I'm imagining that we'd have code that would look something like this:
gimp_expensive_command_execute (...)
{
if (gimp_expensive_command_result_cached (...))
gimp_expensive_command_apply_cached_result (...);
else
// Do time-consuming stuff
}
We don't want to start each GimpCommand with that if case though, so an abstraction will be needed.
This is not a trivial refactoring, but we need to do it eventually.
Best regards, Martin
nonlinear revision control system for GIMP
On May 3, 2011, at 12:49 AM, Martin Nordholts wrote:
I'm convinced (others are not) we should use the proven http://en.wikipedia.org/wiki/Command_pattern and http://en.wikipedia.org/wiki/Composite_pattern for macro recording and wrote some patches a while ago that introduced a GimpCommand and a GimpGroupCommand class.
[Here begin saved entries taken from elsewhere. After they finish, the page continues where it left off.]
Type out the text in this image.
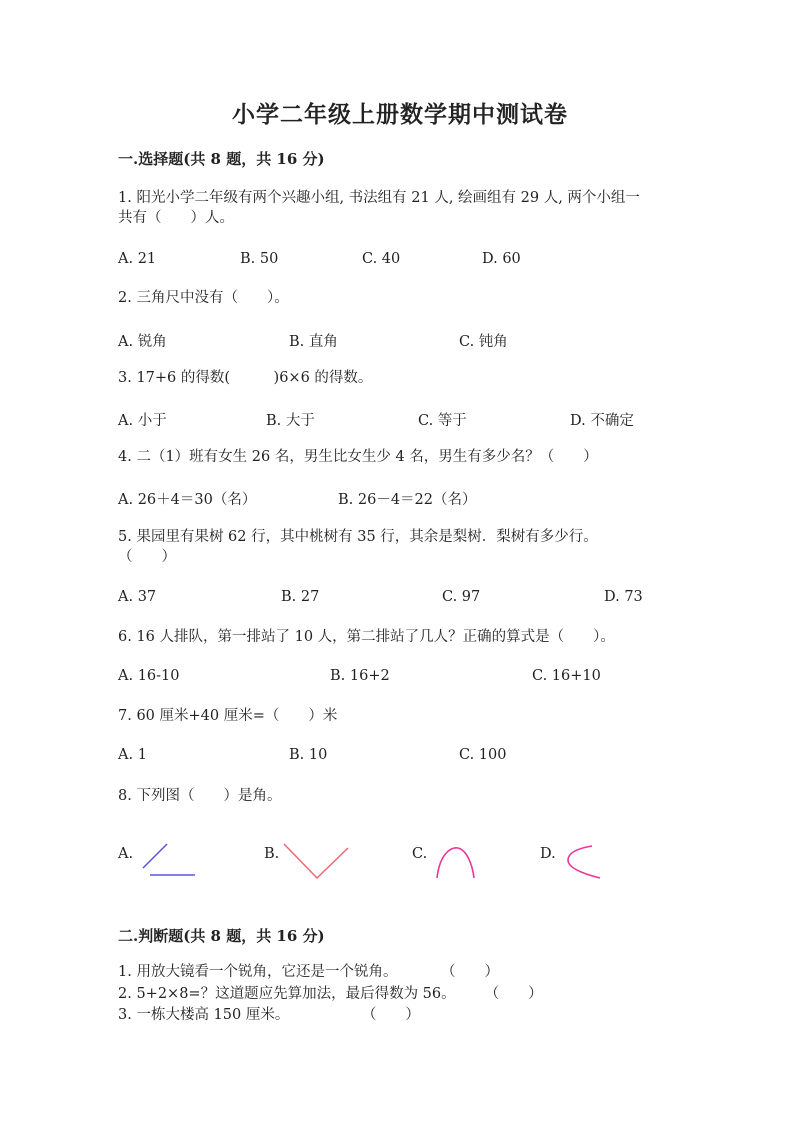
小学二年级上册数学期中测试卷
一.选择题(共 8 题，共 16 分)
1. 阳光小学二年级有两个兴趣小组, 书法组有 21 人, 绘画组有 29 人, 两个小组一
共有（　　）人。
A. 21	B. 50	C. 40	D. 60
2. 三角尺中没有（　　）。
A. 锐角	B. 直角	C. 钝角
3. 17+6 的得数(　　　)6×6 的得数。
A. 小于	B. 大于	C. 等于	D. 不确定
4. 二（1）班有女生 26 名，男生比女生少 4 名，男生有多少名？（　　）
A. 26＋4＝30（名）	B. 26－4＝22（名）
5. 果园里有果树 62 行，其中桃树有 35 行，其余是梨树．梨树有多少行。
（　　）
A. 37	B. 27	C. 97	D. 73
6. 16 人排队，第一排站了 10 人，第二排站了几人？正确的算式是（　　）。
A. 16-10	B. 16+2	C. 16+10
7. 60 厘米+40 厘米=（　　）米
A. 1	B. 10	C. 100
8. 下列图（　　）是角。
A.	B.	C.	D.
二.判断题(共 8 题，共 16 分)
1. 用放大镜看一个锐角，它还是一个锐角。　　　　（　　）
2. 5+2×8=？这道题应先算加法，最后得数为 56。　　　（　　）
3. 一栋大楼高 150 厘米。　　　　　　（　　）
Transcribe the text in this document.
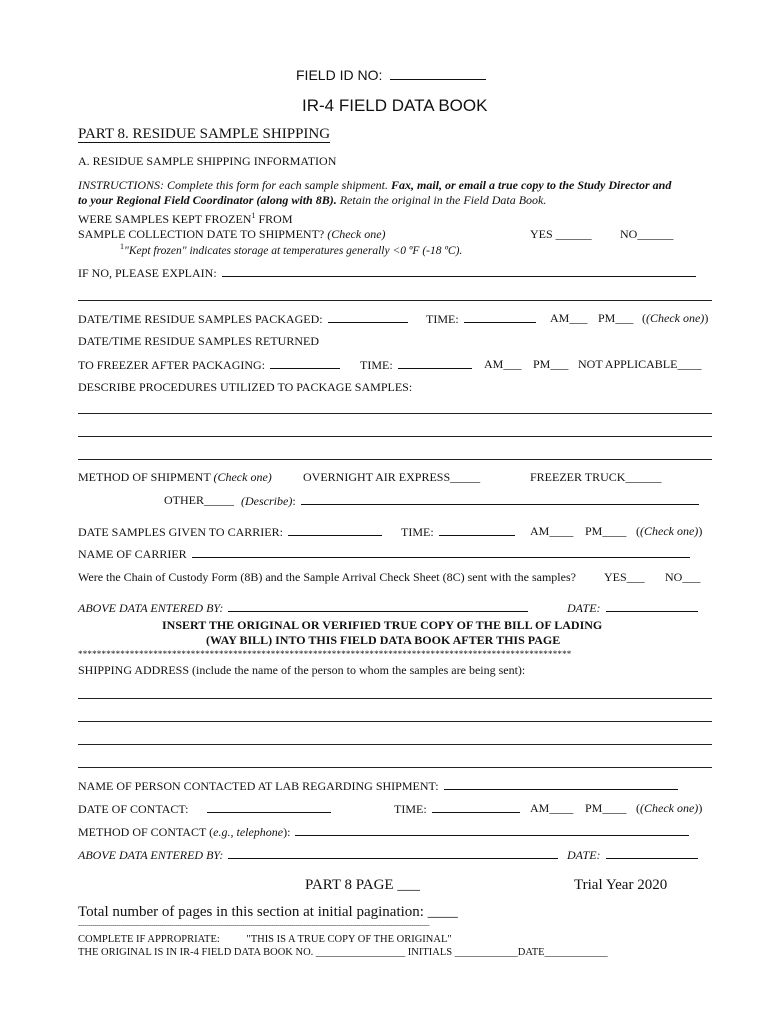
FIELD ID NO:
IR-4 FIELD DATA BOOK
PART 8. RESIDUE SAMPLE SHIPPING
A. RESIDUE SAMPLE SHIPPING INFORMATION
INSTRUCTIONS: Complete this form for each sample shipment. Fax, mail, or email a true copy to the Study Director and
to your Regional Field Coordinator (along with 8B). Retain the original in the Field Data Book.
WERE SAMPLES KEPT FROZEN$^1$ FROM
SAMPLE COLLECTION DATE TO SHIPMENT? (Check one)	YES ______ NO______
$^1$"Kept frozen" indicates storage at temperatures generally <0 ºF (-18 ºC).
IF NO, PLEASE EXPLAIN:
DATE/TIME RESIDUE SAMPLES PACKAGED:	TIME:	AM___ PM___ ((Check one))
DATE/TIME RESIDUE SAMPLES RETURNED
TO FREEZER AFTER PACKAGING:	TIME:	AM___ PM___ NOT APPLICABLE____
DESCRIBE PROCEDURES UTILIZED TO PACKAGE SAMPLES:
METHOD OF SHIPMENT (Check one)	OVERNIGHT AIR EXPRESS_____	FREEZER TRUCK______
OTHER_____ (Describe):
DATE SAMPLES GIVEN TO CARRIER:	TIME:	AM____ PM____ ((Check one))
NAME OF CARRIER
Were the Chain of Custody Form (8B) and the Sample Arrival Check Sheet (8C) sent with the samples? YES___ NO___
ABOVE DATA ENTERED BY:	DATE:
INSERT THE ORIGINAL OR VERIFIED TRUE COPY OF THE BILL OF LADING
(WAY BILL) INTO THIS FIELD DATA BOOK AFTER THIS PAGE
*********************************************************************************************************
SHIPPING ADDRESS (include the name of the person to whom the samples are being sent):
NAME OF PERSON CONTACTED AT LAB REGARDING SHIPMENT:
DATE OF CONTACT:	TIME:	AM____ PM____ ((Check one))
METHOD OF CONTACT (e.g., telephone):
ABOVE DATA ENTERED BY:	DATE:
PART 8 PAGE ___	Trial Year 2020
Total number of pages in this section at initial pagination: ____
-----------------------------------------------------------------------------------------------------------------------------------------------------------------------------
COMPLETE IF APPROPRIATE:	"THIS IS A TRUE COPY OF THE ORIGINAL"
THE ORIGINAL IS IN IR-4 FIELD DATA BOOK NO. _________________ INITIALS ____________DATE____________
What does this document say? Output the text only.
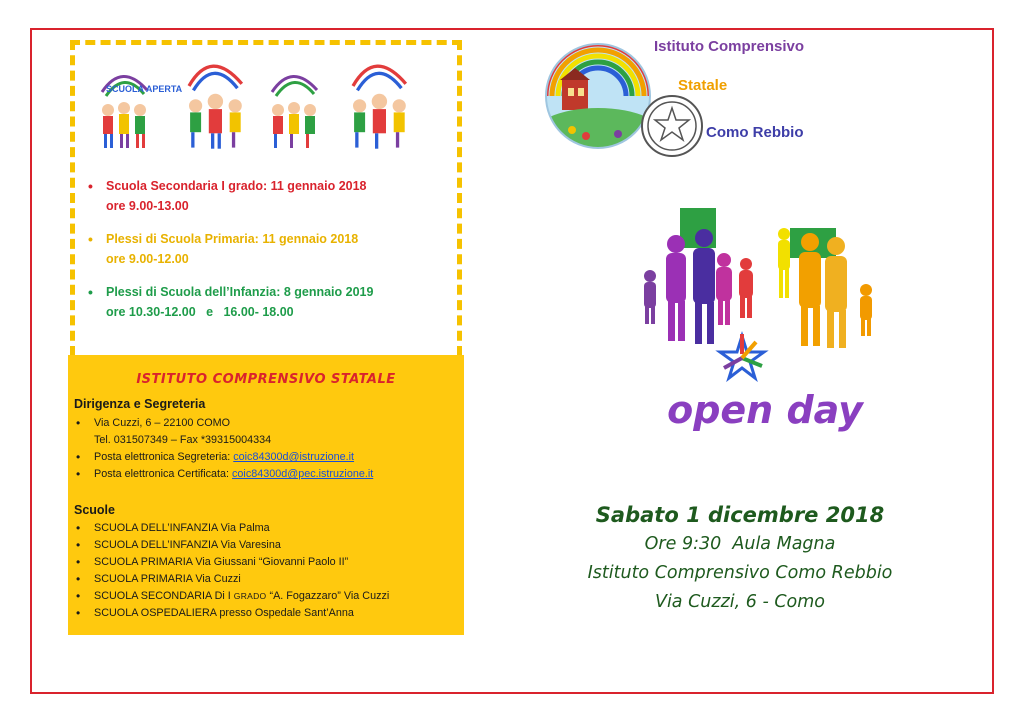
SCUOLA APERTA
• Scuola Secondaria I grado: 11 gennaio 2018
ore 9.00-13.00
• Plessi di Scuola Primaria: 11 gennaio 2018
ore 9.00-12.00
• Plessi di Scuola dell’Infanzia: 8 gennaio 2019
ore 10.30-12.00   e   16.00- 18.00
ISTITUTO COMPRENSIVO STATALE
Dirigenza e Segreteria
• Via Cuzzi, 6 – 22100 COMO
Tel. 031507349 – Fax *39315004334
• Posta elettronica Segreteria: coic84300d@istruzione.it
• Posta elettronica Certificata: coic84300d@pec.istruzione.it
Scuole
• SCUOLA DELL’INFANZIA Via Palma
• SCUOLA DELL’INFANZIA Via Varesina
• SCUOLA PRIMARIA Via Giussani “Giovanni Paolo II”
• SCUOLA PRIMARIA Via Cuzzi
• SCUOLA SECONDARIA Di I GRADO “A. Fogazzaro” Via Cuzzi
• SCUOLA OSPEDALIERA presso Ospedale Sant’Anna
Istituto Comprensivo
Statale
Como Rebbio
open day
Sabato 1 dicembre 2018
Ore 9:30  Aula Magna
Istituto Comprensivo Como Rebbio
Via Cuzzi, 6 - Como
I didn't have time to even turn it into a working prototype however.
Hi Martin,
It sounds like that there are other thoughts about how to implement the macro system? During my GIMP hack last year, my impression was that macro recording should be done in PDB. And I did not do so because not every functions went through PDB, e.g. those stroke functions (please correct me if my memory did not serve me right).
This is not a trivial refactoring, but we need to do it eventually.
Yes, this is non-trivial and I am certainly not the best one to do such heavy duty stuff. And I still don't feel too comfortable seeing all those GObject and Glib stuffs...I guess I will first release my hacked and messy GIMP version for researchers first...
In any case, the GIMP community helps me a lot and I do like to contribute something back, i.e. integrate my system into GIMP core.
Regards, -Tim
nonlinear revision control system for GIMP
2011/5/3 Tim Chen :
Hi Martin,
It sounds like that there are other thoughts about how to implement the macro system? During my GIMP hack last year, my impression was that macro recording should be done in PDB. And I did not do so because not every functions went through PDB, e.g. those stroke functions (please correct me if my memory did not serve me right).
There have been discussions of other approaches than the Command design pattern. Making use of the PDB somehow probably is a good idea, although that won't work for things that a use can do but that w don't have PDB calls for yet.
In any case, the GIMP community helps me a lot and I do like to contribute something back, i.e. integrate my system into GIMP core.
That sounds great. The best way to take in a large thing like this is by doing it step by step. Divide your work into small commits that we can take in upstream piece by piece without introducing any bugs or regressions. Eventually you'll have the platform you need to land the final parts that enables your work for users.